Ne recevant pas de réponse, il répéta :

— Votre nom ? Je vous demande votre nom ?

Une voix épaisse et fatiguée articula :

— Baudru, Désiré.

Il y eut des murmures. Mais le président repartit :

— Baudru, Désiré ? Ah ! bien, un nouvel avatar ! Comme c’est à peu près le huitième nom auquel vous prétendez, et qu’il est sans doute aussi imaginaire que les autres, nous nous en tiendrons, si vous le voulez bien, à celui d’Arsène Lupin, sous lequel vous êtes plus avantageusement connu.

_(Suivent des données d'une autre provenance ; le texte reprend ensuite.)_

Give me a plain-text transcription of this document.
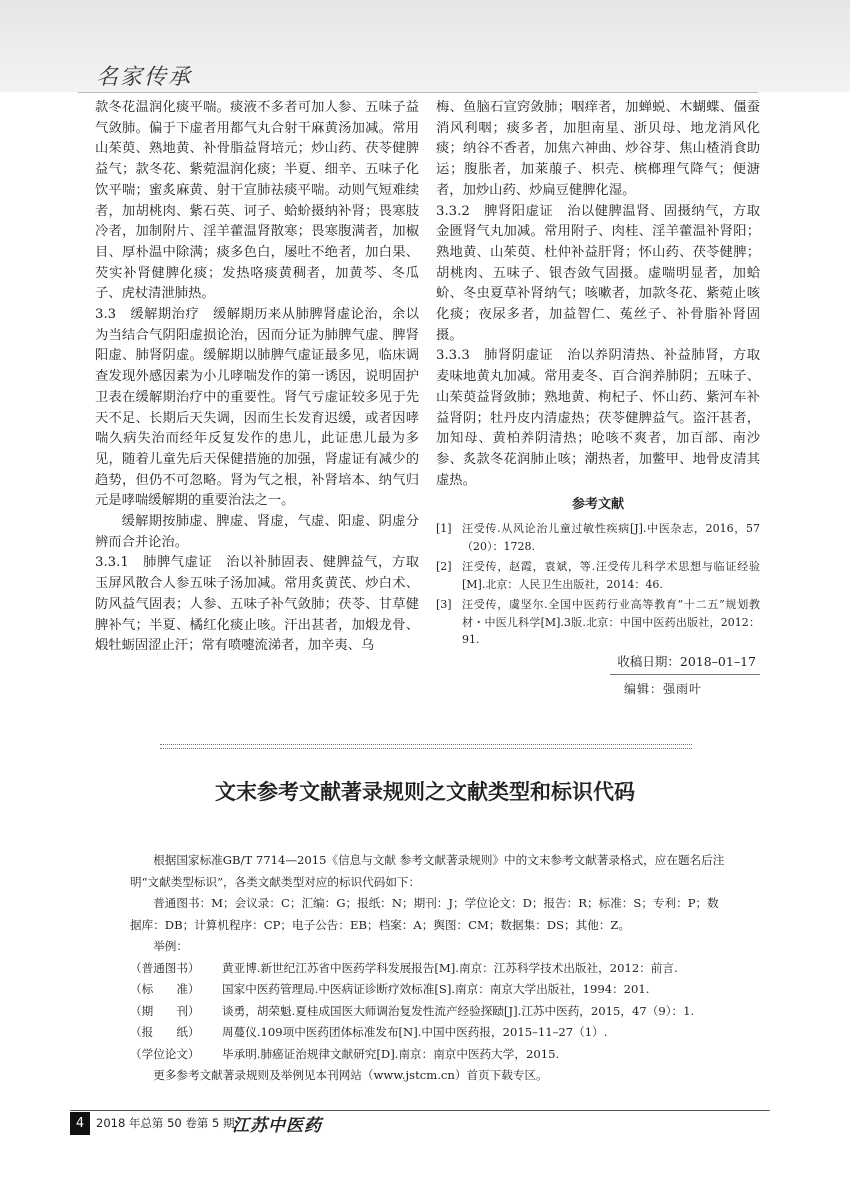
名家传承

款冬花温润化痰平喘。痰液不多者可加人参、五味子益气敛肺。偏于下虚者用都气丸合射干麻黄汤加减。常用山茱萸、熟地黄、补骨脂益肾培元；炒山药、茯苓健脾益气；款冬花、紫菀温润化痰；半夏、细辛、五味子化饮平喘；蜜炙麻黄、射干宣肺祛痰平喘。动则气短难续者，加胡桃肉、紫石英、诃子、蛤蚧摄纳补肾；畏寒肢冷者，加制附片、淫羊藿温肾散寒；畏寒腹满者，加椒目、厚朴温中除满；痰多色白，屡吐不绝者，加白果、芡实补肾健脾化痰；发热咯痰黄稠者，加黄芩、冬瓜子、虎杖清泄肺热。

3.3　缓解期治疗　缓解期历来从肺脾肾虚论治，余以为当结合气阴阳虚损论治，因而分证为肺脾气虚、脾肾阳虚、肺肾阴虚。缓解期以肺脾气虚证最多见，临床调查发现外感因素为小儿哮喘发作的第一诱因，说明固护卫表在缓解期治疗中的重要性。肾气亏虚证较多见于先天不足、长期后天失调，因而生长发育迟缓，或者因哮喘久病失治而经年反复发作的患儿，此证患儿最为多见，随着儿童先后天保健措施的加强，肾虚证有减少的趋势，但仍不可忽略。肾为气之根，补肾培本、纳气归元是哮喘缓解期的重要治法之一。

缓解期按肺虚、脾虚、肾虚，气虚、阳虚、阴虚分辨而合并论治。

3.3.1　肺脾气虚证　治以补肺固表、健脾益气，方取玉屏风散合人参五味子汤加减。常用炙黄芪、炒白术、防风益气固表；人参、五味子补气敛肺；茯苓、甘草健脾补气；半夏、橘红化痰止咳。汗出甚者，加煅龙骨、煅牡蛎固涩止汗；常有喷嚏流涕者，加辛夷、乌

梅、鱼脑石宣窍敛肺；咽痒者，加蝉蜕、木蝴蝶、僵蚕消风利咽；痰多者，加胆南星、浙贝母、地龙消风化痰；纳谷不香者，加焦六神曲、炒谷芽、焦山楂消食助运；腹胀者，加莱菔子、枳壳、槟榔理气降气；便溏者，加炒山药、炒扁豆健脾化湿。

3.3.2　脾肾阳虚证　治以健脾温肾、固摄纳气，方取金匮肾气丸加减。常用附子、肉桂、淫羊藿温补肾阳；熟地黄、山茱萸、杜仲补益肝肾；怀山药、茯苓健脾；胡桃肉、五味子、银杏敛气固摄。虚喘明显者，加蛤蚧、冬虫夏草补肾纳气；咳嗽者，加款冬花、紫菀止咳化痰；夜尿多者，加益智仁、菟丝子、补骨脂补肾固摄。

3.3.3　肺肾阴虚证　治以养阴清热、补益肺肾，方取麦味地黄丸加减。常用麦冬、百合润养肺阴；五味子、山茱萸益肾敛肺；熟地黄、枸杞子、怀山药、紫河车补益肾阴；牡丹皮内清虚热；茯苓健脾益气。盗汗甚者，加知母、黄柏养阴清热；呛咳不爽者，加百部、南沙参、炙款冬花润肺止咳；潮热者，加鳖甲、地骨皮清其虚热。

参考文献
[1] 汪受传.从风论治儿童过敏性疾病[J].中医杂志，2016，57（20）：1728.
[2] 汪受传，赵霞，袁斌，等.汪受传儿科学术思想与临证经验[M].北京：人民卫生出版社，2014：46.
[3] 汪受传，虞坚尔.全国中医药行业高等教育“十二五”规划教材・中医儿科学[M].3版.北京：中国中医药出版社，2012：91.
收稿日期：2018–01–17
编辑：强雨叶
文末参考文献著录规则之文献类型和标识代码

根据国家标准GB/T 7714—2015《信息与文献 参考文献著录规则》中的文末参考文献著录格式，应在题名后注明“文献类型标识”，各类文献类型对应的标识代码如下：

普通图书：M；会议录：C；汇编：G；报纸：N；期刊：J；学位论文：D；报告：R；标准：S；专利：P；数据库：DB；计算机程序：CP；电子公告：EB；档案：A；舆图：CM；数据集：DS；其他：Z。

举例：

（普通图书）	黄亚博.新世纪江苏省中医药学科发展报告[M].南京：江苏科学技术出版社，2012：前言.
（标　　准）	国家中医药管理局.中医病证诊断疗效标准[S].南京：南京大学出版社，1994：201.
（期　　刊）	谈勇，胡荣魁.夏桂成国医大师调治复发性流产经验探赜[J].江苏中医药，2015，47（9）：1.
（报　　纸）	周蔓仪.109项中医药团体标准发布[N].中国中医药报，2015–11–27（1）.
（学位论文）	毕承明.肺癌证治规律文献研究[D].南京：南京中医药大学，2015.

更多参考文献著录规则及举例见本刊网站（www.jstcm.cn）首页下载专区。

4	2018 年总第 50 卷第 5 期
江苏中医药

Le président consulta ses notes et reprit :

— Car, malgré toutes les recherches, il a été impossible de reconstituer votre identité. Vous présentez ce cas assez original dans notre société moderne de n’avoir point de passé. Nous ne savons qui vous êtes, d’où vous venez, où s’est écoulée votre enfance, bref, rien. Vous jaillissez tout d’un coup, il y a trois ans, on ne sait au juste de quel milieu, pour vous révéler tout d’un coup Arsène Lupin, c’est-à-dire un composé bizarre d’intelligence et de perversion, d’immoralité et de générosité. Les données que nous avons sur vous avant cette époque sont plutôt des suppositions. Il est probable que le nommé Rostat qui travailla, il y a huit ans, aux côtés du prestidigitateur Dickson n’était autre qu’Arsène Lupin. Il est probable que l’étudiant russe qui fréquenta, il y a six ans, le laboratoire du docteur Altier, à l’hôpital Saint-Louis, et qui souvent surprit le maître par l’ingéniosité de ses hypothèses sur la bactériologie et la hardiesse de ses expériences dans les maladies de la peau, n’était autre qu’Arsène Lupin. Arsène Lupin, également, le professeur de lutte japonaise qui s’établit à Paris bien avant qu’on n’y parlât du jiu-jitsu. Arsène Lupin, croyons-nous, le coureur cycliste qui gagna le Grand Prix de l’Exposition, toucha ses 10 000 francs et ne reparut plus. Arsène Lupin peut-être aussi celui qui sauva tant de gens par la petite lucarne du Bazar de la Charité… et les dévalisa.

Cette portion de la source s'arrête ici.